Schützenswert in tooth and claw
Im April ist die Nummer 18 der ungefähr jährlich herausgegebenen Zeitschrift Krachkultur erschienen. (Bei der Gelegenheit die Frage: Warum eigentlich „Zeitschrift“ und nicht „Serie von Anthologien“? Soll skrupulös der Anschein vermieden werden, man wolle irgendein literarisches Sub-Feld definitiv-gelehrt abbilden? Geht es ums schlichte Selbstverständnis der handelnden Personen, Martin Brinkmann und Alexander Behrmann, nicht so sehr Herausgeberei als vielmehr Redaktionsarbeit zu leisten? Spielen Fördertopfrücksichten ihre Rollen? Ach sei es drum.) … Und so, wie ihn der Rezensent auf seinem Stapel findet, bietet der grob 190 Seiten starke Band erstmal Anlass zum Ärgernis. Also: Bieten nicht etwa die Texte in diesem Band Anlass zum Ärgernis, oder nicht überdurchschnittlich stark; bietet auch nicht die unmittelbare Aufmachung Anlass zum Ärgernis, grün-schwarz-unaufregend-profigrafiker'sch; überhaupt: Nichts dergleichen.

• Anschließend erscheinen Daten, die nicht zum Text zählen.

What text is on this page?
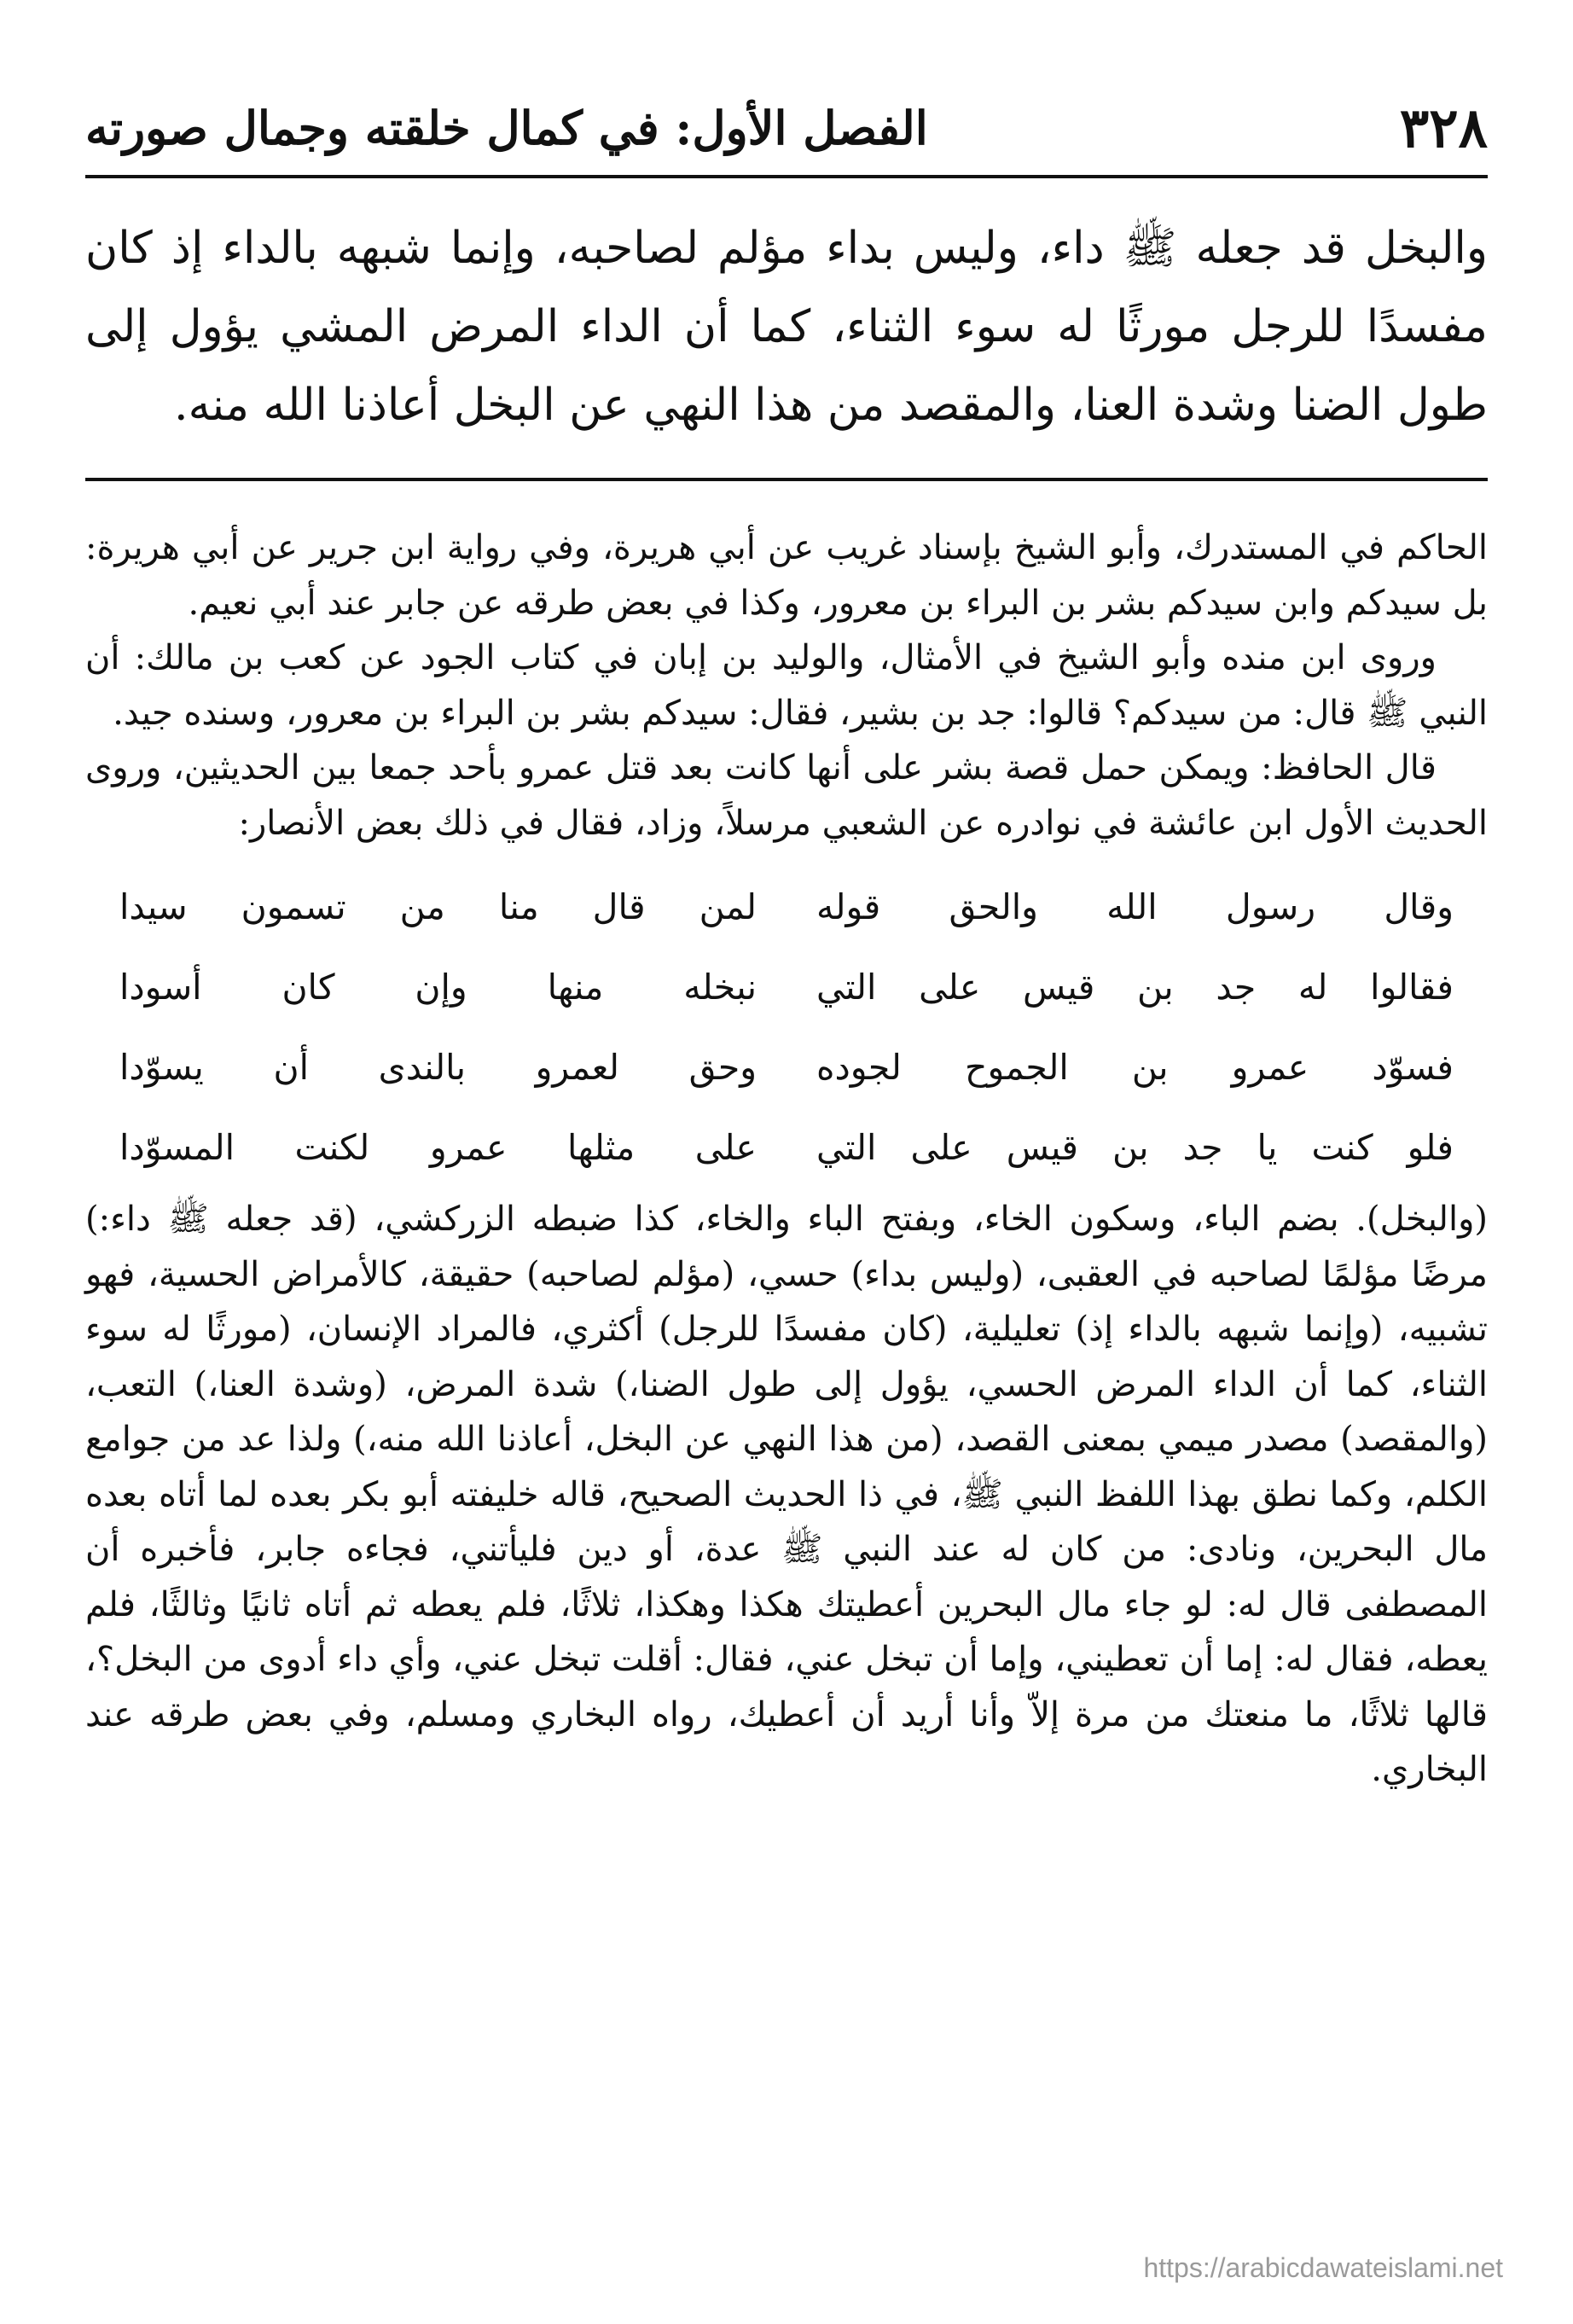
٣٢٨
الفصل الأول: في كمال خلقته وجمال صورته

والبخل قد جعله ﷺ داء، وليس بداء مؤلم لصاحبه، وإنما شبهه بالداء إذ كان مفسدًا للرجل مورثًا له سوء الثناء، كما أن الداء المرض المشي يؤول إلى طول الضنا وشدة العنا، والمقصد من هذا النهي عن البخل أعاذنا الله منه.

الحاكم في المستدرك، وأبو الشيخ بإسناد غريب عن أبي هريرة، وفي رواية ابن جرير عن أبي هريرة: بل سيدكم وابن سيدكم بشر بن البراء بن معرور، وكذا في بعض طرقه عن جابر عند أبي نعيم.

وروى ابن منده وأبو الشيخ في الأمثال، والوليد بن إبان في كتاب الجود عن كعب بن مالك: أن النبي ﷺ قال: من سيدكم؟ قالوا: جد بن بشير، فقال: سيدكم بشر بن البراء بن معرور، وسنده جيد.

قال الحافظ: ويمكن حمل قصة بشر على أنها كانت بعد قتل عمرو بأحد جمعا بين الحديثين، وروى الحديث الأول ابن عائشة في نوادره عن الشعبي مرسلاً، وزاد، فقال في ذلك بعض الأنصار:

وقال رسول الله والحق قوله
لمن قال منا من تسمون سيدا
فقالوا له جد بن قيس على التي
نبخله منها وإن كان أسودا
فسوّد عمرو بن الجموح لجوده
وحق لعمرو بالندى أن يسوّدا
فلو كنت يا جد بن قيس على التي
على مثلها عمرو لكنت المسوّدا

(والبخل). بضم الباء، وسكون الخاء، وبفتح الباء والخاء، كذا ضبطه الزركشي، (قد جعله ﷺ داء:) مرضًا مؤلمًا لصاحبه في العقبى، (وليس بداء) حسي، (مؤلم لصاحبه) حقيقة، كالأمراض الحسية، فهو تشبيه، (وإنما شبهه بالداء إذ) تعليلية، (كان مفسدًا للرجل) أكثري، فالمراد الإنسان، (مورثًا له سوء الثناء، كما أن الداء المرض الحسي، يؤول إلى طول الضنا،) شدة المرض، (وشدة العنا،) التعب، (والمقصد) مصدر ميمي بمعنى القصد، (من هذا النهي عن البخل، أعاذنا الله منه،) ولذا عد من جوامع الكلم، وكما نطق بهذا اللفظ النبي ﷺ، في ذا الحديث الصحيح، قاله خليفته أبو بكر بعده لما أتاه بعده مال البحرين، ونادى: من كان له عند النبي ﷺ عدة، أو دين فليأتني، فجاءه جابر، فأخبره أن المصطفى قال له: لو جاء مال البحرين أعطيتك هكذا وهكذا، ثلاثًا، فلم يعطه ثم أتاه ثانيًا وثالثًا، فلم يعطه، فقال له: إما أن تعطيني، وإما أن تبخل عني، فقال: أقلت تبخل عني، وأي داء أدوى من البخل؟، قالها ثلاثًا، ما منعتك من مرة إلاّ وأنا أريد أن أعطيك، رواه البخاري ومسلم، وفي بعض طرقه عند البخاري.

https://arabicdawateislami.net
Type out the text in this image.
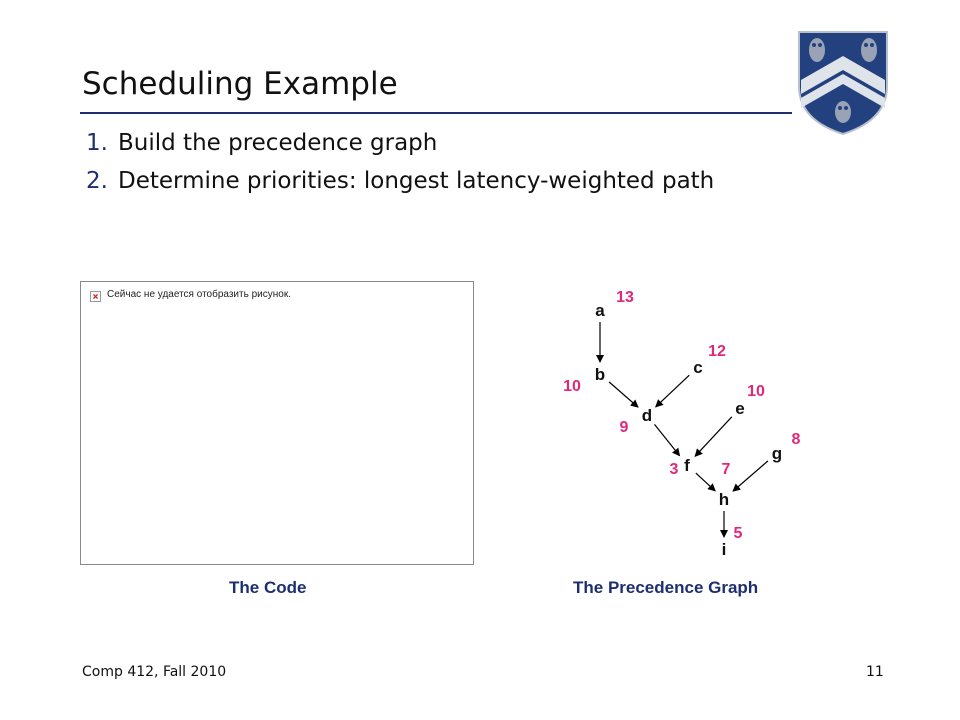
Scheduling Example
1. Build the precedence graph
2. Determine priorities: longest latency-weighted path
Сейчас не удается отобразить рисунок.
a
13
b
10
c
12
d
9
e
10
f 7
g
8
h
5
i
3
The Code	The Precedence Graph
Comp 412, Fall 2010	11
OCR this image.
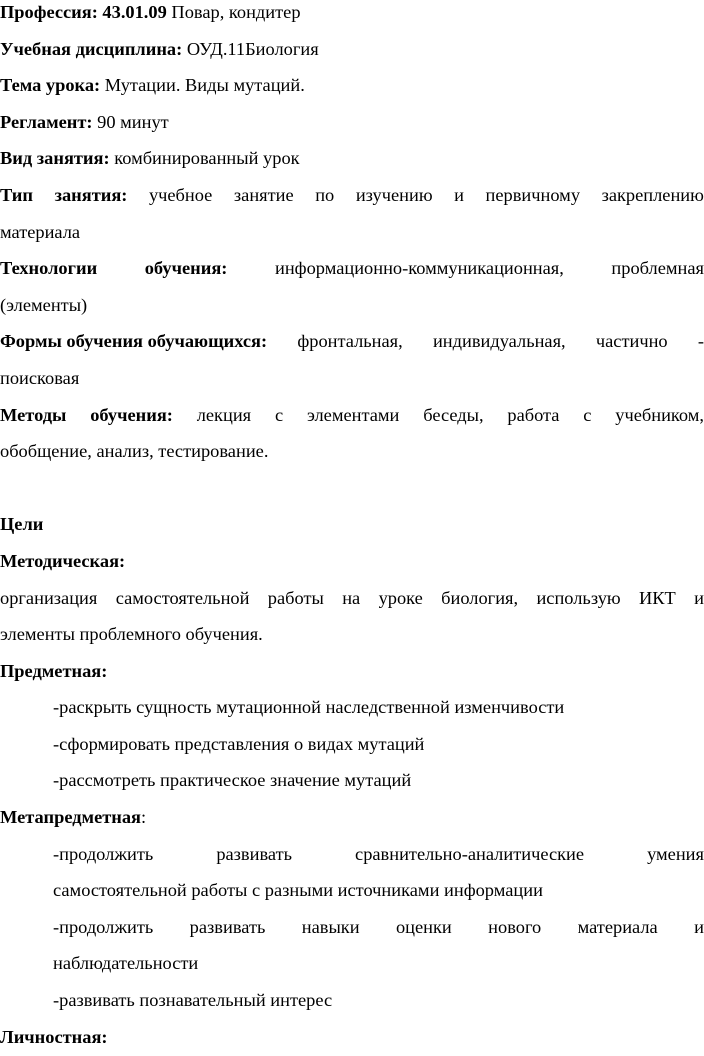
Профессия: 43.01.09 Повар, кондитер

Учебная дисциплина: ОУД.11Биология

Тема урока: Мутации. Виды мутаций.

Регламент: 90 минут

Вид занятия: комбинированный урок

Тип занятия: учебное занятие по изучению и первичному закреплению

материала

Технологии	обучения:	информационно-коммуникационная,	проблемная

(элементы)

Формы обучения обучающихся: фронтальная, индивидуальная, частично -

поисковая

Методы обучения: лекция с элементами беседы, работа с учебником,

обобщение, анализ, тестирование.

Цели

Методическая:

организация самостоятельной работы на уроке биология, использую ИКТ и

элементы проблемного обучения.

Предметная:

-раскрыть сущность мутационной наследственной изменчивости

-сформировать представления о видах мутаций

-рассмотреть практическое значение мутаций

Метапредметная:

-продолжить	развивать	сравнительно-аналитические	умения

самостоятельной работы с разными источниками информации

-продолжить развивать навыки оценки нового материала и

наблюдательности

-развивать познавательный интерес

Личностная:
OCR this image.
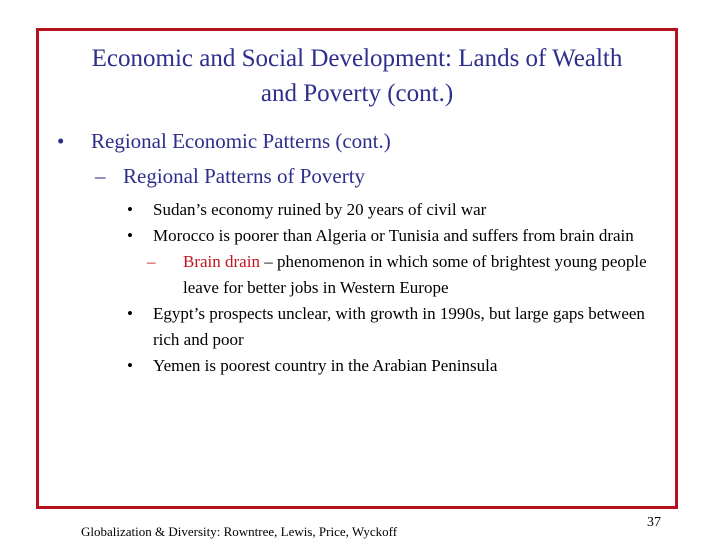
Economic and Social Development: Lands of Wealth
and Poverty (cont.)
• Regional Economic Patterns (cont.)
– Regional Patterns of Poverty
• Sudan’s economy ruined by 20 years of civil war
• Morocco is poorer than Algeria or Tunisia and suffers from brain drain
– Brain drain – phenomenon in which some of brightest young people leave for better jobs in Western Europe
• Egypt’s prospects unclear, with growth in 1990s, but large gaps between rich and poor
• Yemen is poorest country in the Arabian Peninsula
Globalization & Diversity: Rowntree, Lewis, Price, Wyckoff
37
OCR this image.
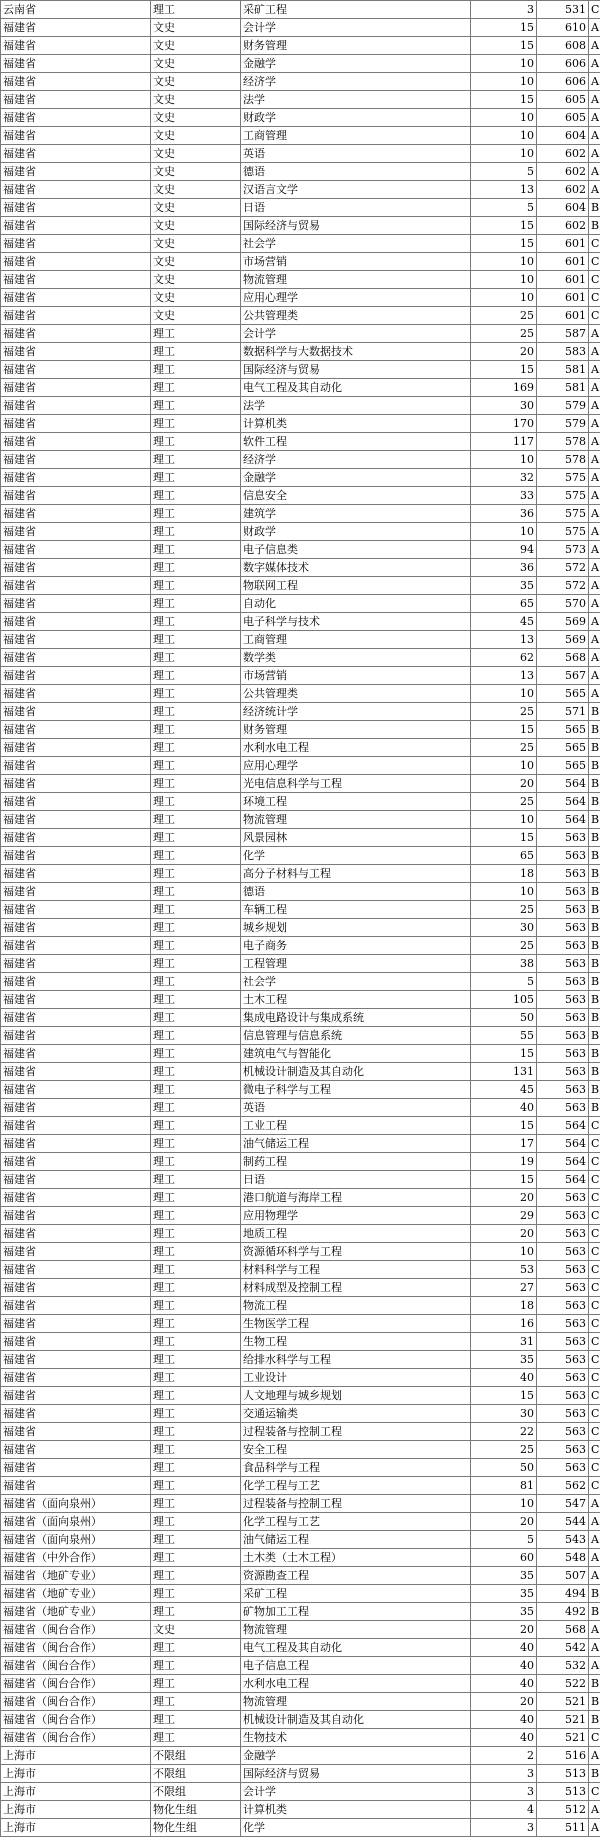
云南省	理工	采矿工程	3	531	C
福建省	文史	会计学	15	610	A
福建省	文史	财务管理	15	608	A
福建省	文史	金融学	10	606	A
福建省	文史	经济学	10	606	A
福建省	文史	法学	15	605	A
福建省	文史	财政学	10	605	A
福建省	文史	工商管理	10	604	A
福建省	文史	英语	10	602	A
福建省	文史	德语	5	602	A
福建省	文史	汉语言文学	13	602	A
福建省	文史	日语	5	604	B
福建省	文史	国际经济与贸易	15	602	B
福建省	文史	社会学	15	601	C
福建省	文史	市场营销	10	601	C
福建省	文史	物流管理	10	601	C
福建省	文史	应用心理学	10	601	C
福建省	文史	公共管理类	25	601	C
福建省	理工	会计学	25	587	A
福建省	理工	数据科学与大数据技术	20	583	A
福建省	理工	国际经济与贸易	15	581	A
福建省	理工	电气工程及其自动化	169	581	A
福建省	理工	法学	30	579	A
福建省	理工	计算机类	170	579	A
福建省	理工	软件工程	117	578	A
福建省	理工	经济学	10	578	A
福建省	理工	金融学	32	575	A
福建省	理工	信息安全	33	575	A
福建省	理工	建筑学	36	575	A
福建省	理工	财政学	10	575	A
福建省	理工	电子信息类	94	573	A
福建省	理工	数字媒体技术	36	572	A
福建省	理工	物联网工程	35	572	A
福建省	理工	自动化	65	570	A
福建省	理工	电子科学与技术	45	569	A
福建省	理工	工商管理	13	569	A
福建省	理工	数学类	62	568	A
福建省	理工	市场营销	13	567	A
福建省	理工	公共管理类	10	565	A
福建省	理工	经济统计学	25	571	B
福建省	理工	财务管理	15	565	B
福建省	理工	水利水电工程	25	565	B
福建省	理工	应用心理学	10	565	B
福建省	理工	光电信息科学与工程	20	564	B
福建省	理工	环境工程	25	564	B
福建省	理工	物流管理	10	564	B
福建省	理工	风景园林	15	563	B
福建省	理工	化学	65	563	B
福建省	理工	高分子材料与工程	18	563	B
福建省	理工	德语	10	563	B
福建省	理工	车辆工程	25	563	B
福建省	理工	城乡规划	30	563	B
福建省	理工	电子商务	25	563	B
福建省	理工	工程管理	38	563	B
福建省	理工	社会学	5	563	B
福建省	理工	土木工程	105	563	B
福建省	理工	集成电路设计与集成系统	50	563	B
福建省	理工	信息管理与信息系统	55	563	B
福建省	理工	建筑电气与智能化	15	563	B
福建省	理工	机械设计制造及其自动化	131	563	B
福建省	理工	微电子科学与工程	45	563	B
福建省	理工	英语	40	563	B
福建省	理工	工业工程	15	564	C
福建省	理工	油气储运工程	17	564	C
福建省	理工	制药工程	19	564	C
福建省	理工	日语	15	564	C
福建省	理工	港口航道与海岸工程	20	563	C
福建省	理工	应用物理学	29	563	C
福建省	理工	地质工程	20	563	C
福建省	理工	资源循环科学与工程	10	563	C
福建省	理工	材料科学与工程	53	563	C
福建省	理工	材料成型及控制工程	27	563	C
福建省	理工	物流工程	18	563	C
福建省	理工	生物医学工程	16	563	C
福建省	理工	生物工程	31	563	C
福建省	理工	给排水科学与工程	35	563	C
福建省	理工	工业设计	40	563	C
福建省	理工	人文地理与城乡规划	15	563	C
福建省	理工	交通运输类	30	563	C
福建省	理工	过程装备与控制工程	22	563	C
福建省	理工	安全工程	25	563	C
福建省	理工	食品科学与工程	50	563	C
福建省	理工	化学工程与工艺	81	562	C
福建省（面向泉州）	理工	过程装备与控制工程	10	547	A
福建省（面向泉州）	理工	化学工程与工艺	20	544	A
福建省（面向泉州）	理工	油气储运工程	5	543	A
福建省（中外合作）	理工	土木类（土木工程）	60	548	A
福建省（地矿专业）	理工	资源勘查工程	35	507	A
福建省（地矿专业）	理工	采矿工程	35	494	B
福建省（地矿专业）	理工	矿物加工工程	35	492	B
福建省（闽台合作）	文史	物流管理	20	568	A
福建省（闽台合作）	理工	电气工程及其自动化	40	542	A
福建省（闽台合作）	理工	电子信息工程	40	532	A
福建省（闽台合作）	理工	水利水电工程	40	522	B
福建省（闽台合作）	理工	物流管理	20	521	B
福建省（闽台合作）	理工	机械设计制造及其自动化	40	521	B
福建省（闽台合作）	理工	生物技术	40	521	C
上海市	不限组	金融学	2	516	A
上海市	不限组	国际经济与贸易	3	513	B
上海市	不限组	会计学	3	513	C
上海市	物化生组	计算机类	4	512	A
上海市	物化生组	化学	3	511	A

Es ist bloß, ärgerlicherweise, so – und das vergällt einem gleich mal das Anblättern – dass der entscheidende Einführungstext in das Buch nicht das Vorwort der Herausgeber ist, sondern jene drei a4-Seiten lange Pressemitteilung, die dem Rezensionsexemplar auf kopierten Zetteln beiliegt. Erst wenn wir sie gelesen haben, erschließt sich uns, dass in dem tatsächlichen Vorwort alle für "Krachkultur 18" relevanten Themen und Diskurse zwar sehr wohl angelegt sind, aber übermäßig, nämlich auf ihr sozusagen emotionales, "lebensgefühliges" Gewicht hin komprimiert worden zu sein scheinen. Von den "langweiligen", tatsächlich aber notwendigen Informationen, die wir bräuchten um uns leicht in diesem Buch zurechtzufinden, ist da nichts mehr übrig. Während die Pressemitteilung uns stringent, eins nach dem Anderen, Programmatik und Vorgehensweise erklärt, aufgrund derer das Buch in unserer Hand so (grün) ist, wie es ist –
… widmet sich dem Thema 'Natur'. Klarer Fall: Alles, was schützenswert ist, kann Thema der KRACHKULTUR werden.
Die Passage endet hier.